Click tracks were also once very important in the creation of accurately timed music such as radio and television spots (commercials) and other timed production music. In this type of use a rhythm section or ensemble would play all instruments to a click track. With the use of MIDI sequencing in the 1980s and 1990s it became possible to build an entire music track that was accurately timed without depending solely on a click track. Computer based MIDI sequencing programs are still used in the creation of music. The MIDI sequencer generated track can be used with only MIDI controlled instruments or embellished with other instruments played by musicians. The musicians who embellish the tracks created with MIDI sequencer essentially play along with the already timed piece of music. In many cases all of the MIDI instrumentation is replaced by actual musicians.

==Techniques==

The click track may be used as a form of metronome directly by musicians in the studio or on stage, particularly by drummers, who listen via headphones to maintain a consistent beat. Sometimes the click track would be given, through a set of headphones, only to the drummer who would hold the beat, and the rest of the musicians on staff would follow along to the beat that the drummer would hold. One can think of a click track as essentially being a kind of metronome except that it is fed through headphones to one or more of the musicians during a recording or performance. It is also not uncommon for musicians or engineers to subdivide click tracks at slow tempos (for instance, below 70 BPM) into smaller parts, with, for instance a click on the start of a bar and a beep on every individual quarter (or eighth, sixteenth...) note. In the final product of the film or performance that is being recorded, the click track is not heard by the audience.

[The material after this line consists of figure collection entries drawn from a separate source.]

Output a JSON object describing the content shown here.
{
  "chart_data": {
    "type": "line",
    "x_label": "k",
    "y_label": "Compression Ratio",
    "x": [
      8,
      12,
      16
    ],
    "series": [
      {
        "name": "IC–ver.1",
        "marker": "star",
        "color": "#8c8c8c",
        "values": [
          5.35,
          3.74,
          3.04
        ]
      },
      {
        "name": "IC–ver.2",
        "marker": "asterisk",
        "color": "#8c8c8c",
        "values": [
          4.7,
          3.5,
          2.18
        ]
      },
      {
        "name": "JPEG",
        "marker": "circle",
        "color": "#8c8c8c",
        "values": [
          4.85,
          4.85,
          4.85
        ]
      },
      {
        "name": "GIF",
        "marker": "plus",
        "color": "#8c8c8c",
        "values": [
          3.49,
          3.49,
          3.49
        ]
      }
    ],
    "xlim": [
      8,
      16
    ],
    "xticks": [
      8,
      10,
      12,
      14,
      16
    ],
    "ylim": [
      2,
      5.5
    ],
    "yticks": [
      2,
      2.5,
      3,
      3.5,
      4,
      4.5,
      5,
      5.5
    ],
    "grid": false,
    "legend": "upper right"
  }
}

The practice of recording using an aiding click track is contrary to the practice of using a metronome during practice and then turning it off come time for a performance or recording, which has traditionally been more common in the past. The use of a click track allows for easier editing in a digital audio workstation (DAW) or music sequencer, since various parts can be easily quantized and moved around or spliced together without worrying about minute differences in timing. Click tracks are especially useful to modern "one man bands" who may use a multi-track audio editor to perform all or many of the different parts of a recording separately.

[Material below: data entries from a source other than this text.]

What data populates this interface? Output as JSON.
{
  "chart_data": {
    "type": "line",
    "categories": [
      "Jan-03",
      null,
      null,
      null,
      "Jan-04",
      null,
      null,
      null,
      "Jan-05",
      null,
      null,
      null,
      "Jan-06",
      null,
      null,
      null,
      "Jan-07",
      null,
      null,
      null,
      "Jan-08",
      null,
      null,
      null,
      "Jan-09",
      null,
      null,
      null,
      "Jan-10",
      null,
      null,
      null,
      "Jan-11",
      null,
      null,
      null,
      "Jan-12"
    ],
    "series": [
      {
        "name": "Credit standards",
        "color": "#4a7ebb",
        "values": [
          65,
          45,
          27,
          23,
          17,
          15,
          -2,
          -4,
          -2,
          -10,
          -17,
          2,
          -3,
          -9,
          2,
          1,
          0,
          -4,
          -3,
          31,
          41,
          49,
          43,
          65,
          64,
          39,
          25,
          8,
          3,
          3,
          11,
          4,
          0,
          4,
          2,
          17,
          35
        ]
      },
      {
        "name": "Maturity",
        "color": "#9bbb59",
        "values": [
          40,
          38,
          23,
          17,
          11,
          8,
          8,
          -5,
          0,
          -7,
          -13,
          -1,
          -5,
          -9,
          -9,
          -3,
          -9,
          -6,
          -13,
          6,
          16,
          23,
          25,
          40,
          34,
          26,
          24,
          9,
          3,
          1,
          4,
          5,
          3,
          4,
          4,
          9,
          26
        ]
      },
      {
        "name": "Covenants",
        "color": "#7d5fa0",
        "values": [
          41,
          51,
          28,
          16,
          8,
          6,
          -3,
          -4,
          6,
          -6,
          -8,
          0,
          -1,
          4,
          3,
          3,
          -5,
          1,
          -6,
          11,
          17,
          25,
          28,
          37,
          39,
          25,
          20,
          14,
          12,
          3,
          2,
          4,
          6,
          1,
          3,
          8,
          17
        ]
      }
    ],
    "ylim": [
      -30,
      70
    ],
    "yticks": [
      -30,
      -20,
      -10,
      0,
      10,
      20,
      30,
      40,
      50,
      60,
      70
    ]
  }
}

Click tracks can also aid live bands that want to synchronize a live performance with things like prerecorded backing tracks, pyrotechnics and stage lighting.

==Criticisms==
Use of a click track without a tempo map does not allow a natural shifting of tempo that would be vital for expressive phrasing and instances of fermata, accelerando, ritardando, etc.

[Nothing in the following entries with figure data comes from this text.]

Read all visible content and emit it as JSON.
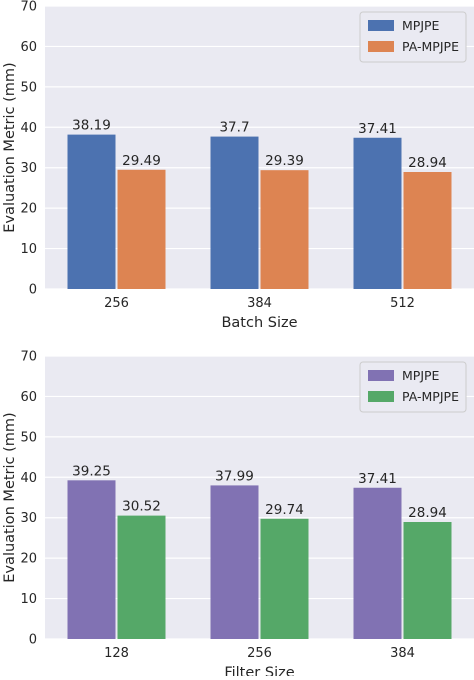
{
  "chart_data": [
    {
      "type": "bar",
      "title": "",
      "xlabel": "Batch Size",
      "ylabel": "Evaluation Metric (mm)",
      "categories": [
        "256",
        "384",
        "512"
      ],
      "ylim": [
        0,
        70
      ],
      "yticks": [
        0,
        10,
        20,
        30,
        40,
        50,
        60,
        70
      ],
      "grid": true,
      "legend_position": "top-right",
      "series": [
        {
          "name": "MPJPE",
          "color": "#4c72b0",
          "values": [
            38.19,
            37.7,
            37.41
          ],
          "labels": [
            "38.19",
            "37.7",
            "37.41"
          ]
        },
        {
          "name": "PA-MPJPE",
          "color": "#dd8452",
          "values": [
            29.49,
            29.39,
            28.94
          ],
          "labels": [
            "29.49",
            "29.39",
            "28.94"
          ]
        }
      ]
    },
    {
      "type": "bar",
      "title": "",
      "xlabel": "Filter Size",
      "ylabel": "Evaluation Metric (mm)",
      "categories": [
        "128",
        "256",
        "384"
      ],
      "ylim": [
        0,
        70
      ],
      "yticks": [
        0,
        10,
        20,
        30,
        40,
        50,
        60,
        70
      ],
      "grid": true,
      "legend_position": "top-right",
      "series": [
        {
          "name": "MPJPE",
          "color": "#8172b3",
          "values": [
            39.25,
            37.99,
            37.41
          ],
          "labels": [
            "39.25",
            "37.99",
            "37.41"
          ]
        },
        {
          "name": "PA-MPJPE",
          "color": "#55a868",
          "values": [
            30.52,
            29.74,
            28.94
          ],
          "labels": [
            "30.52",
            "29.74",
            "28.94"
          ]
        }
      ]
    }
  ]
}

James Beament, a scientist who studied acoustics, stated:

And many recent recordings of pop music demonstrate how music is killed by a metronome for they are as square as a draftsman's T. For the convenience of recording engineers, each player has to record their part on a separate track while listening to a click track – a metronome – and the clicks are then used to synchronize the tracks while the technicians adjust them to their taste and mix them. I know talented young musicians who can't do it; we can understand why. Nothing compares with a recording of a live performance in which the players provide each other with the time-framework. ... if you want to kill a musical performance, give the player a click track!
— James Beament; How we hear music: the relationship between music and the hearing mechanism

Mark E. Smith, vocalist and leader of the UK musical group The Fall, was known to forbid use of click tracks in the recording studio. Simon Wolstencroft, drummer for The Fall in the 1980s and '90s, stated "[Smith] hated it if the drums became too slick" by synchronizing with a click track.